I think this is a good point for you to explain the application. Perhaps, that will help me to understand what you're asking.

By the way, the positive direction on the vertical axis is downward in your coordinate system, yes?

PS: I may be delayed in responding further; I have a train to board.

A explanation of what I'm attempting to do is a great idea so here it is:
I have two maps drawn with vector graphics. They may be scaled differently and offset somewhat from each other. I have the coordinates of everything on the map, lots of geometrical objects and a set of five reference points on each map. Additionally I am not guaranteed to be able to programatically match the geometries between the sets, but I can match the reference points. For that reason I thought it might be easier to use five reference points that I know exist on each map. All of the geometries and points are in the same relative position on each map. The point sets will not be perfectly related to each other but will be very close. Also each map is on a single plane with the (0,0) coordinate in the upper-left corner so that x increases to the right and y increases down.

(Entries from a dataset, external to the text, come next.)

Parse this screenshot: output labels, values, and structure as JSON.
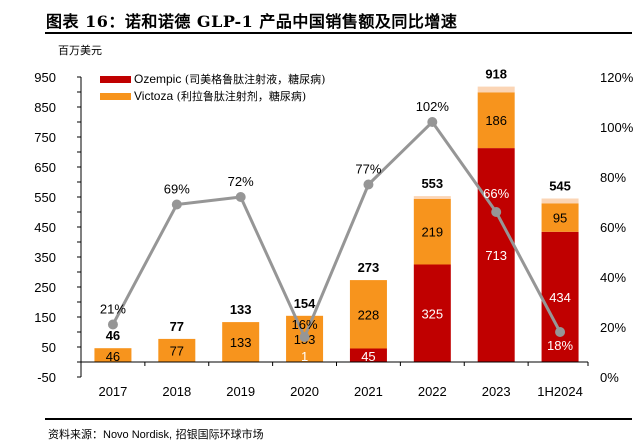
{
  "header": {
    "title": "图表 16：诺和诺德 GLP-1 产品中国销售额及同比增速",
    "unit": "百万美元"
  },
  "footer": {
    "source_label": "资料来源：",
    "source_en": "Novo Nordisk,",
    "source_cn": " 招银国际环球市场"
  },
  "legend": [
    {
      "name_en": "Ozempic",
      "name_cn": " (司美格鲁肽注射液，糖尿病)",
      "color": "#C00000"
    },
    {
      "name_en": "Victoza",
      "name_cn": " (利拉鲁肽注射剂，糖尿病)",
      "color": "#F7941D"
    }
  ],
  "colors": {
    "ozempic": "#C00000",
    "victoza": "#F7941D",
    "other": "#FBD5B5",
    "growth_line": "#969696"
  },
  "chart_data": {
    "type": "bar",
    "subtype": "stacked bar with line on secondary axis",
    "title": "诺和诺德 GLP-1 产品中国销售额及同比增速",
    "ylabel": "百万美元",
    "categories": [
      "2017",
      "2018",
      "2019",
      "2020",
      "2021",
      "2022",
      "2023",
      "1H2024"
    ],
    "series": [
      {
        "name": "Ozempic (司美格鲁肽注射液，糖尿病)",
        "type": "bar",
        "values": [
          0,
          0,
          0,
          1,
          45,
          325,
          713,
          434
        ],
        "labels": [
          "",
          "",
          "",
          "1",
          "45",
          "325",
          "713",
          "434"
        ]
      },
      {
        "name": "Victoza (利拉鲁肽注射剂，糖尿病)",
        "type": "bar",
        "values": [
          46,
          77,
          133,
          153,
          228,
          219,
          186,
          95
        ],
        "labels": [
          "46",
          "77",
          "133",
          "153",
          "228",
          "219",
          "186",
          "95"
        ]
      },
      {
        "name": "Other (unlabeled)",
        "type": "bar",
        "values": [
          0,
          0,
          0,
          0,
          0,
          9,
          19,
          16
        ]
      },
      {
        "name": "YoY growth",
        "type": "line",
        "axis": "right",
        "values": [
          21,
          69,
          72,
          16,
          77,
          102,
          66,
          18
        ],
        "labels": [
          "21%",
          "69%",
          "72%",
          "16%",
          "77%",
          "102%",
          "66%",
          "18%"
        ]
      }
    ],
    "totals": [
      46,
      77,
      133,
      154,
      273,
      553,
      918,
      545
    ],
    "total_labels": [
      "46",
      "77",
      "133",
      "154",
      "273",
      "553",
      "918",
      "545"
    ],
    "left_axis": {
      "ylim": [
        -50,
        950
      ],
      "ticks": [
        -50,
        50,
        150,
        250,
        350,
        450,
        550,
        650,
        750,
        850,
        950
      ],
      "tick_labels": [
        "-50",
        "50",
        "150",
        "250",
        "350",
        "450",
        "550",
        "650",
        "750",
        "850",
        "950"
      ]
    },
    "right_axis": {
      "ylim": [
        0,
        120
      ],
      "ticks": [
        0,
        20,
        40,
        60,
        80,
        100,
        120
      ],
      "tick_labels": [
        "0%",
        "20%",
        "40%",
        "60%",
        "80%",
        "100%",
        "120%"
      ]
    },
    "grid": false,
    "legend_position": "top-left"
  }
}
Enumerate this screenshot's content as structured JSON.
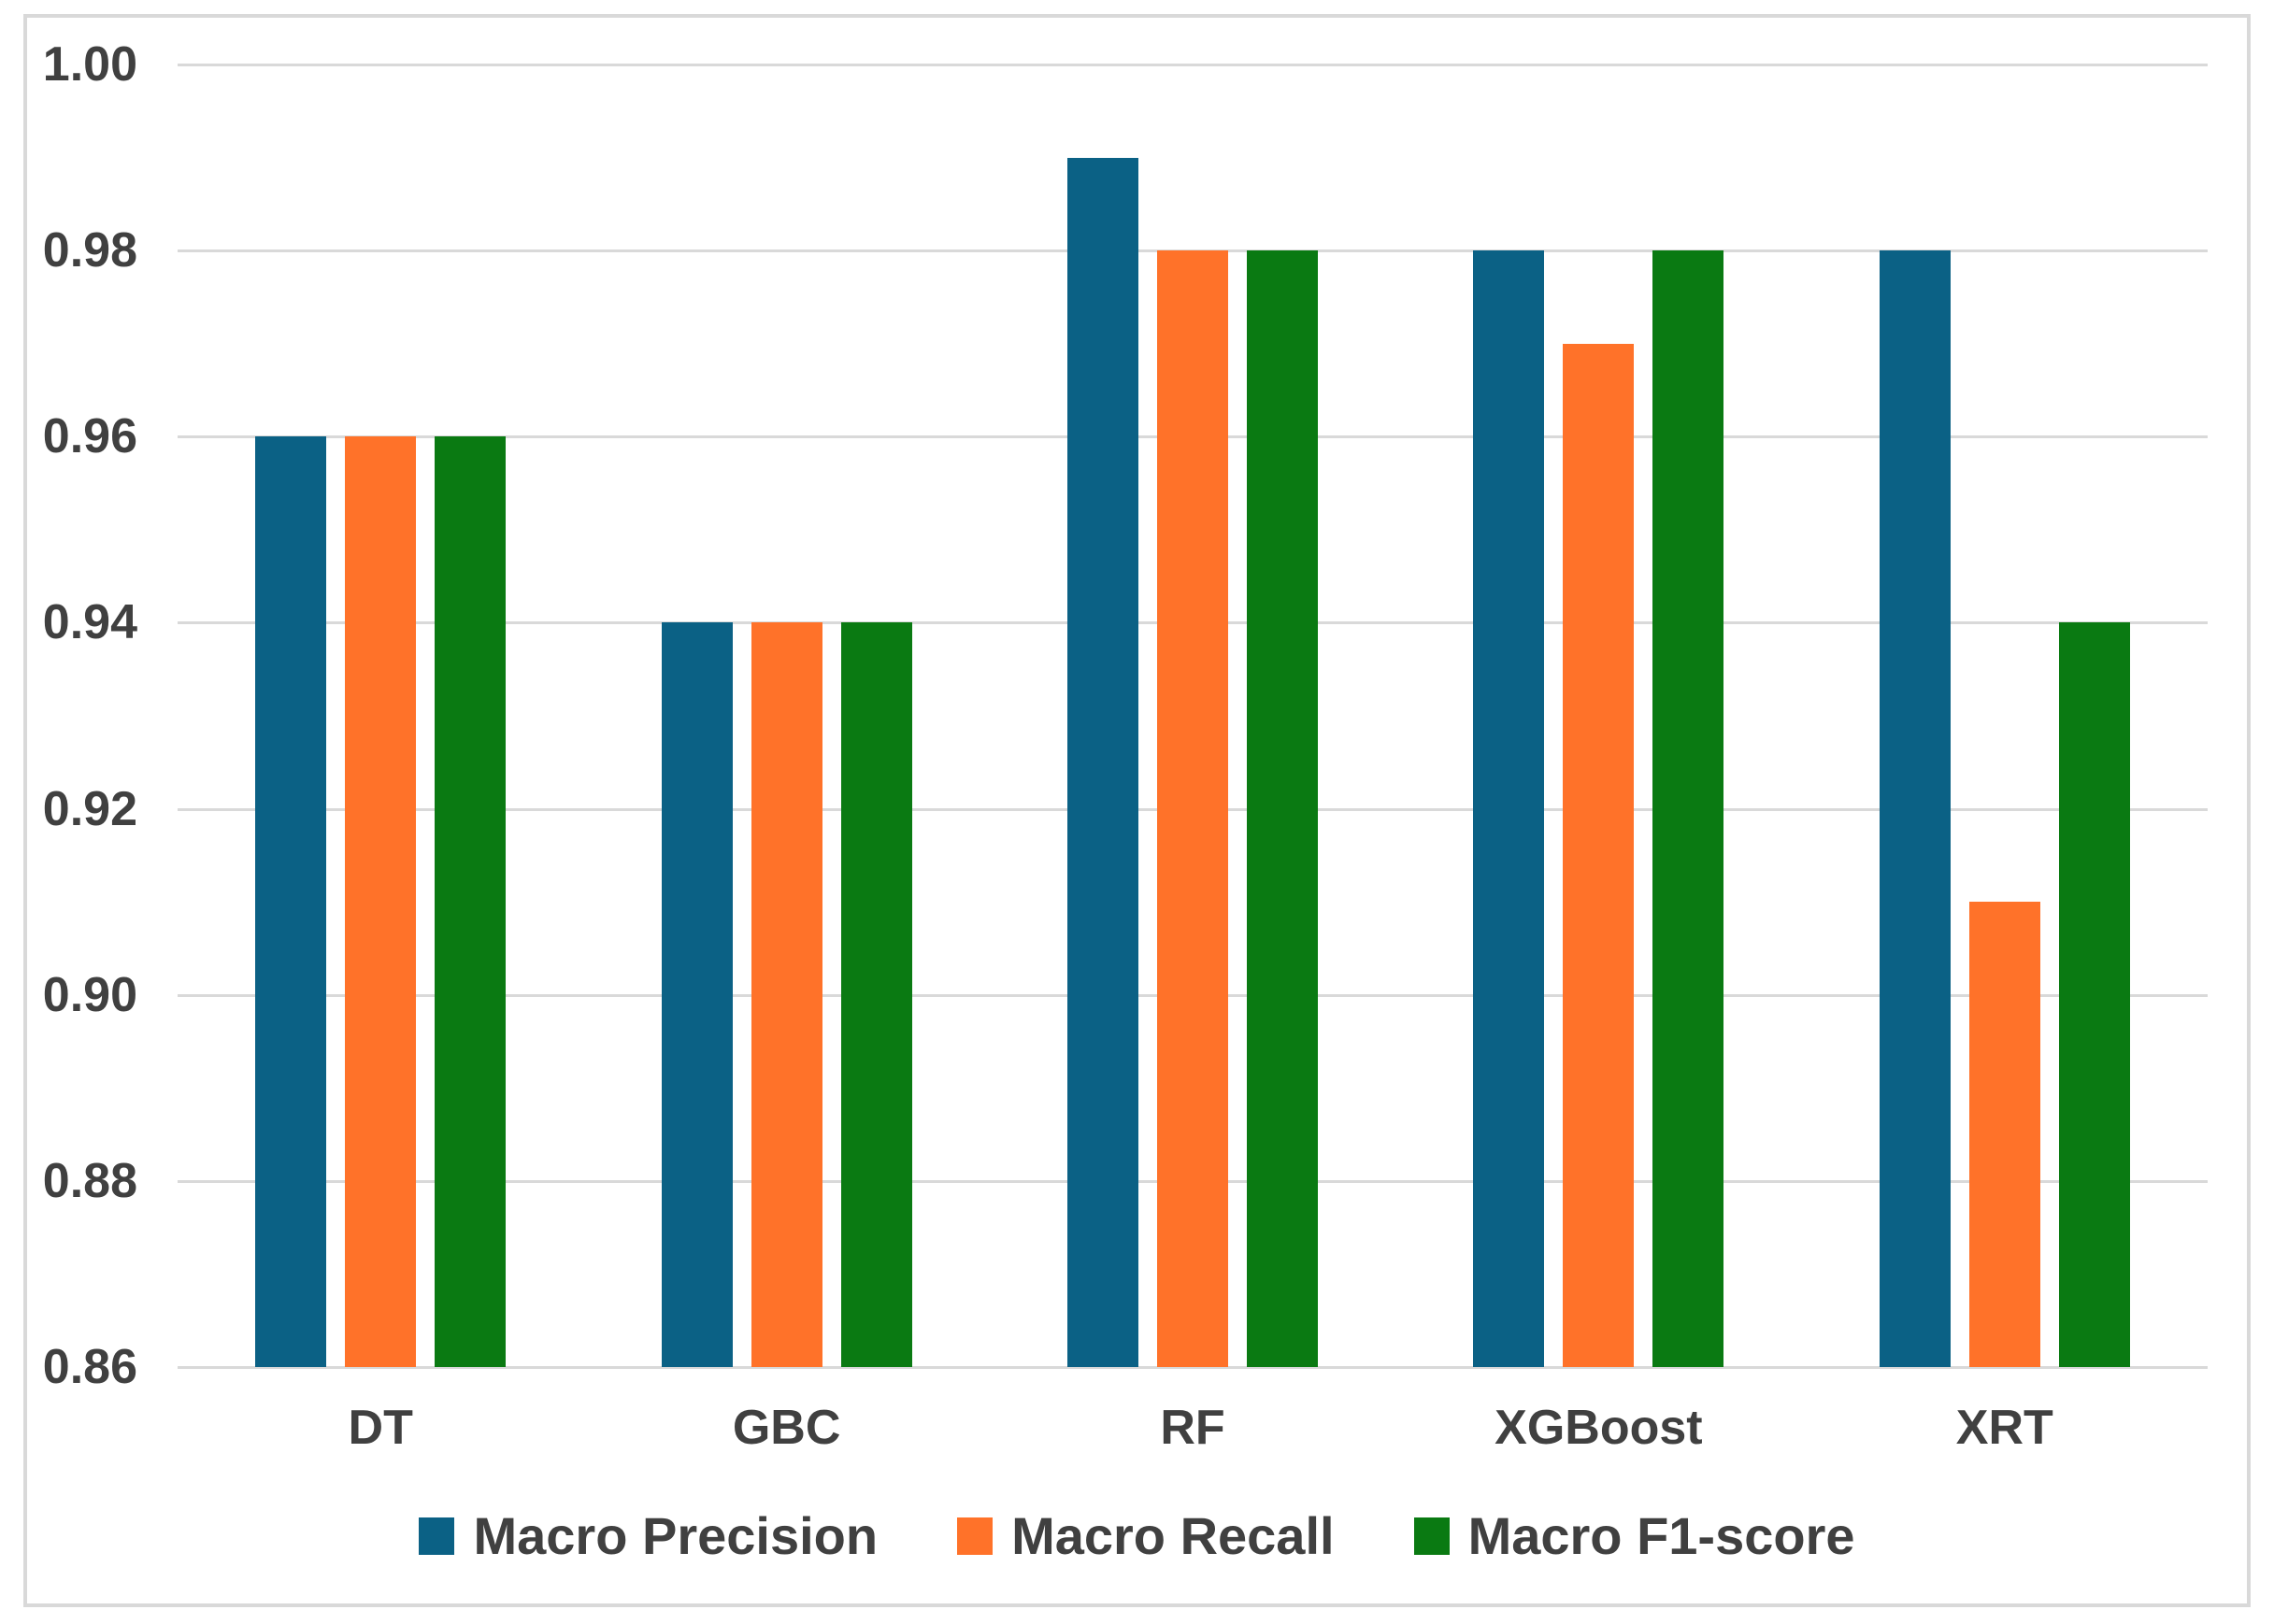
{
  "chart_data": {
    "type": "bar",
    "categories": [
      "DT",
      "GBC",
      "RF",
      "XGBoost",
      "XRT"
    ],
    "series": [
      {
        "name": "Macro Precision",
        "color": "#0B6185",
        "values": [
          0.96,
          0.94,
          0.99,
          0.98,
          0.98
        ]
      },
      {
        "name": "Macro Recall",
        "color": "#FF7229",
        "values": [
          0.96,
          0.94,
          0.98,
          0.97,
          0.91
        ]
      },
      {
        "name": "Macro F1-score",
        "color": "#0A7A12",
        "values": [
          0.96,
          0.94,
          0.98,
          0.98,
          0.94
        ]
      }
    ],
    "title": "",
    "xlabel": "",
    "ylabel": "",
    "ylim": [
      0.86,
      1.0
    ],
    "ytick_step": 0.02,
    "ytick_labels": [
      "0.86",
      "0.88",
      "0.90",
      "0.92",
      "0.94",
      "0.96",
      "0.98",
      "1.00"
    ],
    "grid": "horizontal",
    "legend_position": "bottom"
  },
  "colors": {
    "background": "#ffffff",
    "grid": "#d9d9d9",
    "frame_border": "#d9d9d9",
    "text": "#404040"
  }
}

What I wanted to derive from this data was a formula that would allow me to take any arbitrary point on one map and derive a good approximation of the same relative point on the other. And yes, the delta x and delta y on points between maps should be constant. I thought that since the relative position of each reference point was (very nearly) the same that there would be some way to derive an offset that could be applied to each map that would allow me to take a point on the first map, add a delta-x and delta-y to the coordinates and then use that as the same point on the second.

Thanks for your time.

Regards,

TMan

 

[JeffM]

I am not sure I understand the question.

There are two co-ordinate planes with different co-ordinate systems and at least three distinct points in each plane that define triangles that are similar, identically oriented, and both in the fourth quadrant.

If the axes of one plane are v, w and the axes of the other plane are x, y, then there exists a >0 such that av + b = x and aw + c = y. The co-ordinates of the two planes are related by a scalar and two offsets. We must find the scalar and the offsets.

The first thing to do is to find the corresponding vertices of the two triangles. If the two triangles have the same orientation, this is easy to do. One way is to look at the vertices of the two triangles. There are three possibilities. One vertex is closer to the horizontal axis than the other two, one of which is closer to the vertical axis. Two vertices are equally close to the horizontal axis but differ in their distance from the vertical axis. Two vertices are equally close to the vertical axis but differ in their distance from the horizontal axis.

Let's consider the lengths of the three sides. Consider two corresponding sides. The length of that side in the v-w plane is

\(\displaystyle \sqrt{(v_2 - v_1)^2 + (w_2 - w_1)^2}.\)

The length of the corresponding side in the x-y plane is

\(\displaystyle \sqrt{(x_2 - x_1)^2 + (y_2 - y_1)^2} = \sqrt{[(av_2 + b) - (av_1 + b)]^2 + [(aw_2 + c) - (aw_1 + c)]^2} =\)

\(\displaystyle \sqrt{(av_2 - av_1)^2 + (aw_2 - aw_1)^2} = \sqrt{a^2[(v_2 - v_1)^2 + (w_2 - w_1)^2]} = a\sqrt{(v_2 - v_1)^2 + (w_2 - w_1)^2}.\)

So taking the ratio of the lengths of any pair of corresponding sides will give you a.

Consider any corresponding vertex for the two triangles, say \(\displaystyle (v_1,\ w_1)\ and\ (x_1,\ y_1.)\)

\(\displaystyle b = x_1 - av_1\ and\ c = y_1 - aw_1.\)

Has this answered your question? Have I even uderstood your question?